Opinion
858.
April 17, 2003.
Judgment, Supreme Court, Bronx County (Edward Davidowitz, J. at suppression hearing; Harold Silverman, J. at jury trial, reopened suppression hearing and sentence), rendered February 15, 2001, convicting defendant of four counts of robbery in the first degree, and sentencing him to concurrent terms of 12 years, unanimously affirmed.
Andrew N. Sacher, for respondent.
Carl S. Kaplan, for defendant-appellant.
Before: ANDRIAS, J.P., SAXE, LERNER, FRIEDMAN, MARLOW, JJ.
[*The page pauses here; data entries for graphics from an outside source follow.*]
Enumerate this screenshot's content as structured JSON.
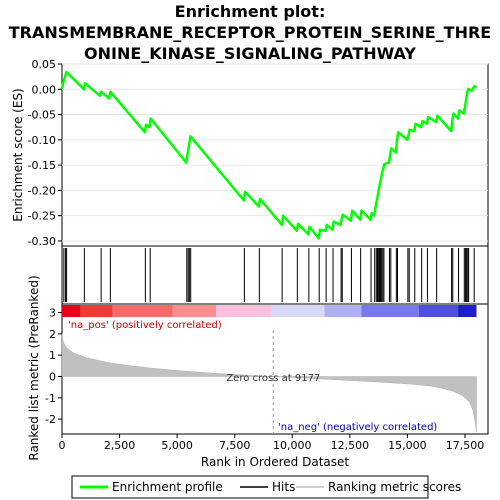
{
  "chart_data": {
    "type": "line",
    "title_line1": "Enrichment plot:",
    "title_line2": "TRANSMEMBRANE_RECEPTOR_PROTEIN_SERINE_THRE",
    "title_line3": "ONINE_KINASE_SIGNALING_PATHWAY",
    "es_panel": {
      "ylabel": "Enrichment score (ES)",
      "ylim": [
        -0.31,
        0.05
      ],
      "yticks": [
        0.05,
        0.0,
        -0.05,
        -0.1,
        -0.15,
        -0.2,
        -0.25,
        -0.3
      ],
      "ytick_labels": [
        "0.05",
        "0.00",
        "-0.05",
        "-0.10",
        "-0.15",
        "-0.20",
        "-0.25",
        "-0.30"
      ],
      "series_name": "Enrichment profile",
      "color": "#00ff00",
      "profile": [
        [
          0,
          0.0
        ],
        [
          60,
          0.015
        ],
        [
          150,
          0.028
        ],
        [
          200,
          0.034
        ],
        [
          960,
          0.0
        ],
        [
          1000,
          0.012
        ],
        [
          1650,
          -0.013
        ],
        [
          1700,
          -0.005
        ],
        [
          2050,
          -0.018
        ],
        [
          2100,
          -0.005
        ],
        [
          3600,
          -0.085
        ],
        [
          3650,
          -0.07
        ],
        [
          3800,
          -0.075
        ],
        [
          3850,
          -0.058
        ],
        [
          5400,
          -0.145
        ],
        [
          5450,
          -0.128
        ],
        [
          5520,
          -0.11
        ],
        [
          5580,
          -0.093
        ],
        [
          7900,
          -0.22
        ],
        [
          7950,
          -0.203
        ],
        [
          8550,
          -0.232
        ],
        [
          8600,
          -0.217
        ],
        [
          9550,
          -0.268
        ],
        [
          9600,
          -0.25
        ],
        [
          10200,
          -0.28
        ],
        [
          10250,
          -0.266
        ],
        [
          10700,
          -0.287
        ],
        [
          10750,
          -0.272
        ],
        [
          11150,
          -0.295
        ],
        [
          11200,
          -0.278
        ],
        [
          11450,
          -0.28
        ],
        [
          11500,
          -0.268
        ],
        [
          11750,
          -0.278
        ],
        [
          11800,
          -0.262
        ],
        [
          12100,
          -0.268
        ],
        [
          12150,
          -0.255
        ],
        [
          12200,
          -0.248
        ],
        [
          12550,
          -0.26
        ],
        [
          12600,
          -0.24
        ],
        [
          12950,
          -0.258
        ],
        [
          13000,
          -0.24
        ],
        [
          13400,
          -0.258
        ],
        [
          13450,
          -0.245
        ],
        [
          13550,
          -0.25
        ],
        [
          13600,
          -0.238
        ],
        [
          13650,
          -0.225
        ],
        [
          13700,
          -0.213
        ],
        [
          13750,
          -0.2
        ],
        [
          13800,
          -0.188
        ],
        [
          13850,
          -0.178
        ],
        [
          13900,
          -0.165
        ],
        [
          13950,
          -0.158
        ],
        [
          14000,
          -0.148
        ],
        [
          14200,
          -0.145
        ],
        [
          14250,
          -0.13
        ],
        [
          14300,
          -0.117
        ],
        [
          14500,
          -0.125
        ],
        [
          14550,
          -0.1
        ],
        [
          14600,
          -0.085
        ],
        [
          15000,
          -0.1
        ],
        [
          15050,
          -0.09
        ],
        [
          15100,
          -0.08
        ],
        [
          15300,
          -0.083
        ],
        [
          15350,
          -0.068
        ],
        [
          15600,
          -0.075
        ],
        [
          15650,
          -0.063
        ],
        [
          15850,
          -0.068
        ],
        [
          15900,
          -0.055
        ],
        [
          16250,
          -0.065
        ],
        [
          16300,
          -0.052
        ],
        [
          16900,
          -0.083
        ],
        [
          16950,
          -0.063
        ],
        [
          17000,
          -0.048
        ],
        [
          17200,
          -0.058
        ],
        [
          17250,
          -0.042
        ],
        [
          17450,
          -0.048
        ],
        [
          17500,
          -0.035
        ],
        [
          17550,
          -0.02
        ],
        [
          17600,
          -0.005
        ],
        [
          17650,
          0.001
        ],
        [
          17800,
          -0.003
        ],
        [
          17900,
          0.006
        ],
        [
          18000,
          0.004
        ]
      ]
    },
    "hits": [
      80,
      150,
      200,
      970,
      1700,
      2100,
      3620,
      3830,
      5420,
      5480,
      5530,
      5590,
      7920,
      8570,
      9560,
      10220,
      10720,
      11170,
      11470,
      11770,
      12120,
      12170,
      12570,
      12970,
      13420,
      13580,
      13650,
      13700,
      13740,
      13790,
      13830,
      13880,
      13930,
      13980,
      14220,
      14280,
      14520,
      14570,
      15020,
      15080,
      15320,
      15620,
      15870,
      16270,
      16920,
      16970,
      17220,
      17470,
      17520,
      17570,
      17620,
      17660,
      17900
    ],
    "rank_panel": {
      "ylabel": "Ranked list metric (PreRanked)",
      "ylim": [
        -2.7,
        3.4
      ],
      "yticks": [
        3,
        2,
        1,
        0,
        -1,
        -2
      ],
      "ytick_labels": [
        "3",
        "2",
        "1",
        "0",
        "-1",
        "-2"
      ],
      "metric_curve": [
        [
          0,
          2.0
        ],
        [
          60,
          1.6
        ],
        [
          200,
          1.35
        ],
        [
          500,
          1.1
        ],
        [
          1000,
          0.9
        ],
        [
          2000,
          0.65
        ],
        [
          3000,
          0.5
        ],
        [
          4000,
          0.38
        ],
        [
          5000,
          0.28
        ],
        [
          6000,
          0.2
        ],
        [
          7000,
          0.12
        ],
        [
          8000,
          0.06
        ],
        [
          9177,
          0.0
        ],
        [
          10000,
          -0.05
        ],
        [
          11000,
          -0.1
        ],
        [
          12000,
          -0.16
        ],
        [
          13000,
          -0.22
        ],
        [
          14000,
          -0.28
        ],
        [
          15000,
          -0.35
        ],
        [
          16000,
          -0.45
        ],
        [
          16500,
          -0.55
        ],
        [
          17000,
          -0.7
        ],
        [
          17400,
          -0.9
        ],
        [
          17700,
          -1.2
        ],
        [
          17850,
          -1.6
        ],
        [
          17950,
          -2.2
        ],
        [
          18000,
          -2.6
        ]
      ],
      "pos_label": "'na_pos' (positively correlated)",
      "neg_label": "'na_neg' (negatively correlated)",
      "zero_cross_label": "Zero cross at 9177",
      "zero_cross": 9177
    },
    "xlabel": "Rank in Ordered Dataset",
    "xlim": [
      0,
      18500
    ],
    "xticks": [
      0,
      2500,
      5000,
      7500,
      10000,
      12500,
      15000,
      17500
    ],
    "xtick_labels": [
      "0",
      "2,500",
      "5,000",
      "7,500",
      "10,000",
      "12,500",
      "15,000",
      "17,500"
    ],
    "color_bar": {
      "segments": [
        {
          "from": 0,
          "to": 800,
          "color": "#e8001a"
        },
        {
          "from": 800,
          "to": 2200,
          "color": "#f03a3a"
        },
        {
          "from": 2200,
          "to": 4800,
          "color": "#f56a6a"
        },
        {
          "from": 4800,
          "to": 6700,
          "color": "#f88f8f"
        },
        {
          "from": 6700,
          "to": 9100,
          "color": "#fbc0dc"
        },
        {
          "from": 9100,
          "to": 11400,
          "color": "#d8d8f8"
        },
        {
          "from": 11400,
          "to": 13000,
          "color": "#b0b0f0"
        },
        {
          "from": 13000,
          "to": 15500,
          "color": "#7878ea"
        },
        {
          "from": 15500,
          "to": 17200,
          "color": "#4f4fdf"
        },
        {
          "from": 17200,
          "to": 18000,
          "color": "#1e1ec8"
        }
      ]
    },
    "legend": {
      "items": [
        {
          "label": "Enrichment profile",
          "color": "#00ff00"
        },
        {
          "label": "Hits",
          "color": "#000000"
        },
        {
          "label": "Ranking metric scores",
          "color": "#c0c0c0"
        }
      ]
    }
  }
}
Defendant's reopened suppression motion was properly denied. The victims' momentary precinct viewing of defendant in handcuffs could not have tainted their lineup identifications made 17 days later, because the victims had already twice recognized defendant just prior to the precinct encounter and had witnessed his arrest, because the victims had seen defendant in the neighborhood on various occasions prior to the crime, and because of the passage of time between the precinct encounter and the lineup (see People v. Khuu, 293 A.D.2d 424, 425, lv denied 98 N.Y.2d 714;People v. Reynoso, 182 A.D.2d 546, lv denied 80 N.Y.2d 836). Defendant's remaining contentions concerning the identification testimony are unpreserved and we decline to review them in the interest of justice. Were we to review these claims, we would reject them.
We perceive no basis for reducing the sentence.
THIS CONSTITUTES THE DECISION AND ORDER OF THE SUPREME COURT, APPELLATE DIVISION, FIRST DEPARTMENT.